Parasitic Vaccines
Creative Biolabs can offer high-quality Parasitic Vaccines for use in prevention of parasitic diseases. Parasitic diseases are global problems and considered to be a major obstacle to harming health and reducing productivity of animals. Parasites that live inside the body, such as mites, ticks, fleas, lice and flies are responsible for organ condemnation, zoonoses and huge economic losses in animal production. Various control methods have been implemented to minimize or inhibit loss caused by parasitic diseases. Vaccination is considered one of the best alternatives for control of parasites in the future. In order to develop commercial vaccines against economically important parasites, the researchers have focused on identifying target antigens so far. Some of these involve ticks salivary gland antigens, secretory and excretory antigens of helminthes and hidden antigens of Heamonchus contortus.

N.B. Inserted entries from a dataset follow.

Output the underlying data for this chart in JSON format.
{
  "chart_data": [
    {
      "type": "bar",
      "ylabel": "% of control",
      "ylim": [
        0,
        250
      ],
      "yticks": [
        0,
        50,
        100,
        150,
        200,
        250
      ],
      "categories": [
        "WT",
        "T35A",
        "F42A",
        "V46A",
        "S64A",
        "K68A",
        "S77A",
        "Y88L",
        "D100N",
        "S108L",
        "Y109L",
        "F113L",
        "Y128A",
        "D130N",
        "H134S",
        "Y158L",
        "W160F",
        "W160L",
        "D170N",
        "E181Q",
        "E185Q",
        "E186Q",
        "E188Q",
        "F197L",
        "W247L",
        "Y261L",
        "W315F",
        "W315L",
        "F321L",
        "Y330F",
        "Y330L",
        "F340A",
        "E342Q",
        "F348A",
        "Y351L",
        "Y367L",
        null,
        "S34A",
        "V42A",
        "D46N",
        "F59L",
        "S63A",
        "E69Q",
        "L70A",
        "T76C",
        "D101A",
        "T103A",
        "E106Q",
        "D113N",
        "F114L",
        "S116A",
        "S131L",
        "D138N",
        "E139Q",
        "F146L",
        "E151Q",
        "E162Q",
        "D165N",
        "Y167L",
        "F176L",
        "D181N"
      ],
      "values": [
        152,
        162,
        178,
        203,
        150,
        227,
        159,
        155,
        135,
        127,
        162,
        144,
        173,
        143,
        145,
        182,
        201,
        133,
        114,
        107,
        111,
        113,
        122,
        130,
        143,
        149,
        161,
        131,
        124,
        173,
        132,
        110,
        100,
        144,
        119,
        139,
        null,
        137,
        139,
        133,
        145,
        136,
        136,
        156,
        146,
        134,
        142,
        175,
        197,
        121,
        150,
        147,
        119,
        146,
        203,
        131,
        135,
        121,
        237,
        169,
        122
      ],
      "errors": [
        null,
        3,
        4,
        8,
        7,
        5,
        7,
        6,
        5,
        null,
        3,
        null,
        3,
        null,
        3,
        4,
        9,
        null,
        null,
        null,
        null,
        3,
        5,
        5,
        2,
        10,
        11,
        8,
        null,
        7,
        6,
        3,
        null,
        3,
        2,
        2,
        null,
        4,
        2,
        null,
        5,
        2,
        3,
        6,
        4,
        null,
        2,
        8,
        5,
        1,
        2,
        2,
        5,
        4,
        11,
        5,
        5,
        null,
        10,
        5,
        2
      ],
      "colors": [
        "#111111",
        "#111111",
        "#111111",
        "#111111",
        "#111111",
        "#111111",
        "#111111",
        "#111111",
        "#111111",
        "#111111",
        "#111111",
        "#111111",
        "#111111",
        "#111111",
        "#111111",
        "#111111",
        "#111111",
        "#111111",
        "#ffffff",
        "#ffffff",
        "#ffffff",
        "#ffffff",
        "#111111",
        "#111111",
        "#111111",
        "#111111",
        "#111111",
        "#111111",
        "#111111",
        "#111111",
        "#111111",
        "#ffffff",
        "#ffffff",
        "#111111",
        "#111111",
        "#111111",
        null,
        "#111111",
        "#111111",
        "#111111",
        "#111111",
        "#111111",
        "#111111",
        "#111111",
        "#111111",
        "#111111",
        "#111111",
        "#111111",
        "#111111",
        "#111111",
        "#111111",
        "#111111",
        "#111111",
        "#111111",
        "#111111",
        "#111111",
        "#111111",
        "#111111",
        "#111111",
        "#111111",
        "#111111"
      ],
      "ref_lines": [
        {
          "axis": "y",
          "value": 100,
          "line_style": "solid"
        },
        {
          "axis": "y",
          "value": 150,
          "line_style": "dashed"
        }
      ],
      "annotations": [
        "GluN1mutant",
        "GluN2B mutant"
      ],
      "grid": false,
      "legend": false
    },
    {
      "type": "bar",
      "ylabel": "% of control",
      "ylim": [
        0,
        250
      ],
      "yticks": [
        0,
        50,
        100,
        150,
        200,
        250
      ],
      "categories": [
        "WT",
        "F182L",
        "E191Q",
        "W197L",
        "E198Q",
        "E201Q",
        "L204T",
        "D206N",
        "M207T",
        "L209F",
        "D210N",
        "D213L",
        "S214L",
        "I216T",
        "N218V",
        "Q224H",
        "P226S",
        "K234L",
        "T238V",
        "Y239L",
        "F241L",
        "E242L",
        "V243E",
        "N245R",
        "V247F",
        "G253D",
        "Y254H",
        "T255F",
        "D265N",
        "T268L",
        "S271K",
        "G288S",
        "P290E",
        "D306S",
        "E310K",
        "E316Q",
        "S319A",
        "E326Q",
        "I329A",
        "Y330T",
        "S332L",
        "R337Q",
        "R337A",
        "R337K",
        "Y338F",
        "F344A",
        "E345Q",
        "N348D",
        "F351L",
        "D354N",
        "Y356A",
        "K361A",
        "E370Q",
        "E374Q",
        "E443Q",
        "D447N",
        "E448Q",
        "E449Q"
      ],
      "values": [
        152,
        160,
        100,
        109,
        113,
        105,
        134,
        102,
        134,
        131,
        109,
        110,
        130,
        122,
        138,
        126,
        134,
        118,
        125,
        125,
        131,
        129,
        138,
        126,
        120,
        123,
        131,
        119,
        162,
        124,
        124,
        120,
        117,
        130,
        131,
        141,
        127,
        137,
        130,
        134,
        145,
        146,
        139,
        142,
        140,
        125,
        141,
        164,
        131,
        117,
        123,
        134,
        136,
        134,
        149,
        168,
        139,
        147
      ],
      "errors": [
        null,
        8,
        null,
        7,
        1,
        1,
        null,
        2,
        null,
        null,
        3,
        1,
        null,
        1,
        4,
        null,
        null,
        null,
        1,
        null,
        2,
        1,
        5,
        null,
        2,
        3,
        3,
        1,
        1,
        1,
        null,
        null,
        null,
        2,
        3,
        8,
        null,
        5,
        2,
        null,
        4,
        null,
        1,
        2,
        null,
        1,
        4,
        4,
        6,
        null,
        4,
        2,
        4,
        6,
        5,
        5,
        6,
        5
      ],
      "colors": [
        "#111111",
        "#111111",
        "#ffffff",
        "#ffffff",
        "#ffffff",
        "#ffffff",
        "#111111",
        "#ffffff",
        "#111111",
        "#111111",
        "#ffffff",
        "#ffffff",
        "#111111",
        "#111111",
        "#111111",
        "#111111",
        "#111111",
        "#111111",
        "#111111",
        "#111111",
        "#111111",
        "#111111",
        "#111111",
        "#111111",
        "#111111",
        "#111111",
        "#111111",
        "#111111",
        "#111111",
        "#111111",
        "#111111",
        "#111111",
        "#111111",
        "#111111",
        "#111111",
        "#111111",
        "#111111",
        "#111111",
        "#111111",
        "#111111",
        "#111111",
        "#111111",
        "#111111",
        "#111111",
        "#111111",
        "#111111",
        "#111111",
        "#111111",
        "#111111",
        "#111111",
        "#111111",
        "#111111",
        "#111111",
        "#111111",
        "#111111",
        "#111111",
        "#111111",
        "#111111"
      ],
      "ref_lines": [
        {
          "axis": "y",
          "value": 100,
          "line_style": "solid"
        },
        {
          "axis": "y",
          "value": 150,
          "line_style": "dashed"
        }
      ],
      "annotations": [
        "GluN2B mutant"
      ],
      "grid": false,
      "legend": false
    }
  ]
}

As a result of this effort, several candidate antigens have been identified, vaccines are prepared from them and tested for efficacy and suitability. Over the past few years, significant progress has been made in developing vaccines for three major tropical parasitic diseases (malaria, leishmaniasis and schistosomiasis).
The development of immune in parasitic infections depends on factors including breed, individual genetic makeup, age and several characteristics of co-infected nematode species. However, effective vaccines are not yet available. The difficulty in developing vaccines against parasitic diseases is to identify (and produce) appropriate protective antigens because of the lack of complete understanding of the type of immune response required for protection. Despite these barriers, a number of candidate vaccines are under development for each disease; at least one promising candidate vaccine is in late clinical testing.
Types of Parasitic Vaccine
- Live Vaccines
The virulence of the parasitic strains derived from a single isolate could be variable. Attenuation can also be generated by repeated passage in vitro. Many parasitic species have complex life cycle, characterized by different life cycle stage, sometimes involving more than one host. Inducing protective immune selection of parasitic strains with truncated lifecycles at the early life cycle stage with adequate immunogenicity is another strategy for vaccine development. Live vaccines may also be developed from parasites that cause chronic infections. In this case, the parasite exhibits a long-term survival trend in the host, in which case chemotherapy is required to treat the infection.
- Killed Vaccines
Killed vaccines are more stable and have longer shelf life. The vaccine can be prepared from the entire organism or their parts or products. Killed vaccines usually do not induce protective immunity by themselves, so an appropriate adjuvant and formulation must be developed. In these cases, special attention must be paid to the safety of the adjuvant used. If no live vaccine strains are available, or the use of live vaccines is undesirable, it may be necessary to inactivate the parasite prior to formulation of the vaccine.
- Subunit and Recombinant Vaccines
Subunit and recombinant vaccines are composed of certain key molecules that manipulate the host immune response by blocking the function of these molecules to prevent the establishment of parasites in the host. In recent years the development of subunit and recombinant vaccines have made substantial progress.
Table 1. Parasitic vaccines commercially produced. [1]
| Parasite | Host | Type of vaccine |
|---|---|---|
| Eimeria spp. | Poultry | Live virulent |
| Eimeria spp. | Poultry | Attenuated for precocity |
| E. maxima | Poultry | Subunit vaccine of gametocyte antigen |
| T. gondii | Sheep | Attenuated for truncated life cycle |
| N. caninum | Cattle | Killed vaccine |
| T. annulata | Cattle | Attenuated cell line vaccine |
| T. parva | Cattle | Non attenuated live vaccine |
| B. bovis and B. bigemina | Cattle | Attenuated vaccine |
| B. canis | Dog | Subunit vaccine |
| G. duodenalis | Dog | Killed vaccine |
| T. ovis | Sheep | Subunit recombinant vaccine |
Vaccine development against parasitic diseases has been slow to progress until recently. It faces several basic challenges like the isolation of native antigens from none blood feeders which elicit protective immunity if delivered to the immune system in an appropriate manner. Protein separation, hybridoma technology, monoclonal antibody production and advances in recombinant DNA technology are now being used for parasite identification and production of molecular defined candidate vaccines. The slow progress is largely due to the difficulty of culturing protozoa and helminths in vitro and in vivo, which is being rapidly overcome now. The use of parasitic vaccines in the future will not only help protect people from these diseases but also reduce the detrimental effects of continued, intensive chemical applications in the environment.
Reference
- Sharma N; et al. Role of parasitic vaccines in integrated control of parasitic diseases in livestock. Vet World. 2015, 8(5): 590-8.
All of our products can only be used for research purposes. These vaccine ingredients CANNOT be used directly on humans or animals.